Tax Cuts Boost EV Sales in Indonesia

After the government introduced tax incentives, the sale of electric vehicles in Indonesia increased last month. This is a promising indicator that the largest economy in Southeast Asia is beginning to adopt EVs.

Indonesia reduced the value-added tax (VAT) on electric automobiles from 11% to just 1% as of April, provided they are produced with at least 40% local parts.

penyerahan kunci dan pembelian mobil listrik IONIQ 5

Sanghoon Yoon, an executive with Hyundai Motor ASEAN, told Reuters on the sidelines of a seminar on energy transition in Jakarta that sales of the Hyundai IONIQ 5 EV, a model that qualifies for the tax break, increased three-fold to more than 600 units in April compared to the prior month. Yoon said Hyundai aims to sell 10,000 units of IONIQ 5 in Indonesia this year, helped by the tax cut and as a shortage in semiconductor chips eases.
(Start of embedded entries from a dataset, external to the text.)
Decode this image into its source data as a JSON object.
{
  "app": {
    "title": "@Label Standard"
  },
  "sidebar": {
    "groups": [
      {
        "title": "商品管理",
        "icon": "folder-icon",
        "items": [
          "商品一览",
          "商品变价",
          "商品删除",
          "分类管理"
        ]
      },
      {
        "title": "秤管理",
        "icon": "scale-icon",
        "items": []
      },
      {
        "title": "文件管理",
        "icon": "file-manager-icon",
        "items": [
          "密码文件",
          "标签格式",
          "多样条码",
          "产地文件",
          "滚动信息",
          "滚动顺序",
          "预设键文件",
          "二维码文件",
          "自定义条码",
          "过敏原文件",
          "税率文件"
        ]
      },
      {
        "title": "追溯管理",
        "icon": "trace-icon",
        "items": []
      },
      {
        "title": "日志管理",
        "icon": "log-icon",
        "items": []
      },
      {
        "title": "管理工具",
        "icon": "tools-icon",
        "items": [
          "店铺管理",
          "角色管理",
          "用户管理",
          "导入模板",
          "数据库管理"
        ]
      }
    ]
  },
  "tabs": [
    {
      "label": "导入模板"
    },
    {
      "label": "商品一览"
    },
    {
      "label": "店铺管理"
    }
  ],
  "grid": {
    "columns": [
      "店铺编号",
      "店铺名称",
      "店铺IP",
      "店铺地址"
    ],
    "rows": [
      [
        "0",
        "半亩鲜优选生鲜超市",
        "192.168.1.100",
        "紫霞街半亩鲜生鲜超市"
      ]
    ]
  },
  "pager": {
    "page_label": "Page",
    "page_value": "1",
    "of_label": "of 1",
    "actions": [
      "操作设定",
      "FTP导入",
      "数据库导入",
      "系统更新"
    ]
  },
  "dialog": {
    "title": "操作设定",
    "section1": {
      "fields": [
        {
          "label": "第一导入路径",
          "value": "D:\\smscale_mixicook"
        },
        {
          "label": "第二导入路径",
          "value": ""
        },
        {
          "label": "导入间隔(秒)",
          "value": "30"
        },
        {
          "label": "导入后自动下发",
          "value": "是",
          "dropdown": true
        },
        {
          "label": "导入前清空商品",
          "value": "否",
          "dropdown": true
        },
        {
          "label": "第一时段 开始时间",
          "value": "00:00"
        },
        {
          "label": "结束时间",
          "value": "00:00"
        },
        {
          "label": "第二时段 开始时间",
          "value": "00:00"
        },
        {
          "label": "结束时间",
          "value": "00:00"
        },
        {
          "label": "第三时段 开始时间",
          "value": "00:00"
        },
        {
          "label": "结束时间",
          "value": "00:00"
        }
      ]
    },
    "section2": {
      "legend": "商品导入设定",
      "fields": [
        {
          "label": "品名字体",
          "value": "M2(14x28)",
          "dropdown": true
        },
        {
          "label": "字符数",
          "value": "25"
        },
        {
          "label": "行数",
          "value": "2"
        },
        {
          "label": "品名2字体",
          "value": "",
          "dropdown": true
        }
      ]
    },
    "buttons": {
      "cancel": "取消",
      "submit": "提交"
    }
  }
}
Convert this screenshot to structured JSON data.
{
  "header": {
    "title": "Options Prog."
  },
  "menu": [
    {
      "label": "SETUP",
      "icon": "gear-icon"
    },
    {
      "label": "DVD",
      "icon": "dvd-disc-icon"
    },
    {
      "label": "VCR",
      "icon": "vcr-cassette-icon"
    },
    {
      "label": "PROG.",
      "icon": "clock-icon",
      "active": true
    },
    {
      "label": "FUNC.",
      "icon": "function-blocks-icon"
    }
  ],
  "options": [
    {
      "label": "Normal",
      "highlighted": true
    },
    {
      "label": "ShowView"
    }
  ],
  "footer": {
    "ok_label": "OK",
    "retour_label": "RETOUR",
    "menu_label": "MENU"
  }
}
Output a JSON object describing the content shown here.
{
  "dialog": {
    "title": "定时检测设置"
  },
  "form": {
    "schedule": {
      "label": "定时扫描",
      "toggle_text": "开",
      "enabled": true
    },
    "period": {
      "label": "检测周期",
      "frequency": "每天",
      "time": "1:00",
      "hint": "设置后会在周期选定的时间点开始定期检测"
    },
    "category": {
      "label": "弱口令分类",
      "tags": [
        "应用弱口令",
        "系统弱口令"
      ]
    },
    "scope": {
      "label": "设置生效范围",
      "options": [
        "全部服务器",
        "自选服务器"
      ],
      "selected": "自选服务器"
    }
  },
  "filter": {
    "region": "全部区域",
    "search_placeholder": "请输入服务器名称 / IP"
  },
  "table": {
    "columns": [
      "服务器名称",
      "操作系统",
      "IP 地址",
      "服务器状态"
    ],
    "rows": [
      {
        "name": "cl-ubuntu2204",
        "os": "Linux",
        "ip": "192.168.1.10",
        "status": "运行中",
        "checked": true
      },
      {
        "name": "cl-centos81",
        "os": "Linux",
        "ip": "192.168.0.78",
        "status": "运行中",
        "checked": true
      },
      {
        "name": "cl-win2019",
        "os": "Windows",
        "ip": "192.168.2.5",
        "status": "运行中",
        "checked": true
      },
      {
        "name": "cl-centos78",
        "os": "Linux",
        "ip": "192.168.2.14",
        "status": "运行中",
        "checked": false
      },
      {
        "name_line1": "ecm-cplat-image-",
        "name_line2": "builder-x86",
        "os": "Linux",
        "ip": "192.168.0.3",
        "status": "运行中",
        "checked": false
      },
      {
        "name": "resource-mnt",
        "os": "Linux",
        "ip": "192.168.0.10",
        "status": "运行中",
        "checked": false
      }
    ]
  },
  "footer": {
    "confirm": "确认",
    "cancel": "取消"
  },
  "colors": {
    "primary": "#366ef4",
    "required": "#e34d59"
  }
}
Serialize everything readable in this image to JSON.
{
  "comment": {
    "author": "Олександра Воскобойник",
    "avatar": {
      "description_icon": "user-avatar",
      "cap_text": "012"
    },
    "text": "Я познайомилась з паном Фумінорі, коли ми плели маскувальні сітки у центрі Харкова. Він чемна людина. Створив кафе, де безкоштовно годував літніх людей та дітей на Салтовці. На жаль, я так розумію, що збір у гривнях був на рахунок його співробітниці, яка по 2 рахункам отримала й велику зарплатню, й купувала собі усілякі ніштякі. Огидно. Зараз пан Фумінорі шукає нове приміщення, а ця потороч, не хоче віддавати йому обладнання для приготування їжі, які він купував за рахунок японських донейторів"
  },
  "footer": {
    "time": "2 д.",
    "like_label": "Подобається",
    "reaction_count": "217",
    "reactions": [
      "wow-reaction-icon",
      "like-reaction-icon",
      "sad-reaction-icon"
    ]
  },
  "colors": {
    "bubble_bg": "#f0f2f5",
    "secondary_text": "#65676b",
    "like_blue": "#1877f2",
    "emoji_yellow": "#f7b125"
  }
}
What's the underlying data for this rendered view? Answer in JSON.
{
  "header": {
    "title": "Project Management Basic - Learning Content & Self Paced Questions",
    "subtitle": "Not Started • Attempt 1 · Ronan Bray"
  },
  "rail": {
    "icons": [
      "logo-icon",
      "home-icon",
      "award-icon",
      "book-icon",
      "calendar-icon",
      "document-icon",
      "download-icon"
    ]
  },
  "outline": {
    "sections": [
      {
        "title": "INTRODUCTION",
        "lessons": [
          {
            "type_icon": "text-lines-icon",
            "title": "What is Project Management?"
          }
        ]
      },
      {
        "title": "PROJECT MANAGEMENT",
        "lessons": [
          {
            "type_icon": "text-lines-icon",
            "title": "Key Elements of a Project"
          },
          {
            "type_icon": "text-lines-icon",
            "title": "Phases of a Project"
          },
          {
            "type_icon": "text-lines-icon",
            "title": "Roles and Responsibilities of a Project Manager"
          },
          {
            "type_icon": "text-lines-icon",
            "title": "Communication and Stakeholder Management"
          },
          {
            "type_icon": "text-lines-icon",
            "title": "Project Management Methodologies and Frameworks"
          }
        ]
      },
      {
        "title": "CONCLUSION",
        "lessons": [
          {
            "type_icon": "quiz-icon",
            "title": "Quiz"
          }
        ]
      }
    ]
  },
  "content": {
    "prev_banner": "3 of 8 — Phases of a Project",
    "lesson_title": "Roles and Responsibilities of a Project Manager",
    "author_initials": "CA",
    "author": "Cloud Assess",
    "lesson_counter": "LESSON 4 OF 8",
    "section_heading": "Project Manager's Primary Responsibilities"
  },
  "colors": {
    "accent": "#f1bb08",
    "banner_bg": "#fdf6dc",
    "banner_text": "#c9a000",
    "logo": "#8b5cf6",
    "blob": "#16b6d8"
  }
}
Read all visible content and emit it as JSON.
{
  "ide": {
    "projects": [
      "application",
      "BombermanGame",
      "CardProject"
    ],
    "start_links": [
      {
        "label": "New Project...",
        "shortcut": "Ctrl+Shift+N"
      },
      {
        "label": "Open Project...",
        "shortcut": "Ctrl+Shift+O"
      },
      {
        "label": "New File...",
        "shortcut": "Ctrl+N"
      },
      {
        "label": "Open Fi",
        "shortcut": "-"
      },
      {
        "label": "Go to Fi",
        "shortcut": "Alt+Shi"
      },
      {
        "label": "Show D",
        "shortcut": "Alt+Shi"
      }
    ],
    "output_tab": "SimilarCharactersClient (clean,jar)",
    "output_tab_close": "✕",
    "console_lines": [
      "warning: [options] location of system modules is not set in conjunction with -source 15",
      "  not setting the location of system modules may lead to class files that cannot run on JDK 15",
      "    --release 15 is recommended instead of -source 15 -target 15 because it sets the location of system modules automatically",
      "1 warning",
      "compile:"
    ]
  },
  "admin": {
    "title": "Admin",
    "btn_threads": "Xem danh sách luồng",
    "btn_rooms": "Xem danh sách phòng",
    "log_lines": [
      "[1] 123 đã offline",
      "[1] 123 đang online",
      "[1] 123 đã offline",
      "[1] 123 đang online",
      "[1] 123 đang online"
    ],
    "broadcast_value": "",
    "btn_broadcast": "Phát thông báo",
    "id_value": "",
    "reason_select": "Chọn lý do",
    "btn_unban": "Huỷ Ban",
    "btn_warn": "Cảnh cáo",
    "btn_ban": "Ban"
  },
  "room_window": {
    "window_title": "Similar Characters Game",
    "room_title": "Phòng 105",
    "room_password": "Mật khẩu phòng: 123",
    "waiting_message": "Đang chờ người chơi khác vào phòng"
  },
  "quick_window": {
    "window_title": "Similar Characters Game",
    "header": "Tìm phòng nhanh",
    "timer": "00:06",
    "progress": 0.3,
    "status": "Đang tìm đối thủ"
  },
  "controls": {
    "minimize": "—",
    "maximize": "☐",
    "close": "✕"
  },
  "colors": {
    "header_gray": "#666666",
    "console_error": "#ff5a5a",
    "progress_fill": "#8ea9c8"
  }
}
That compares with 3,000 units sold since the model was launched in Indonesia in 2021. He said:

“At the moment EVs are very expensive because of the battery. So I think in the beginning we need a kind of subsidy from the government and it will increase the demand for EVs.”

According to Dian Asmahani, marketing director for SGMW Motor Indonesia, sales of the Wuling Air EV, a mini electric automobile increased by more than 80% monthly to reach more than 740 units. Air EV along with IONIQ 5 are the two most popular electric cars in Indonesia. Automakers are planning to introduce more battery-EV models in Indonesia to capture the growing market.

Fitch Ratings stated that sales of four-wheeled EVs, including hybrid models, are anticipated to surpass 50,000 units in Indonesia in 2023, up from 20,681 units last year, and noted that the Indonesian government’s incentives might potentially improve the projection.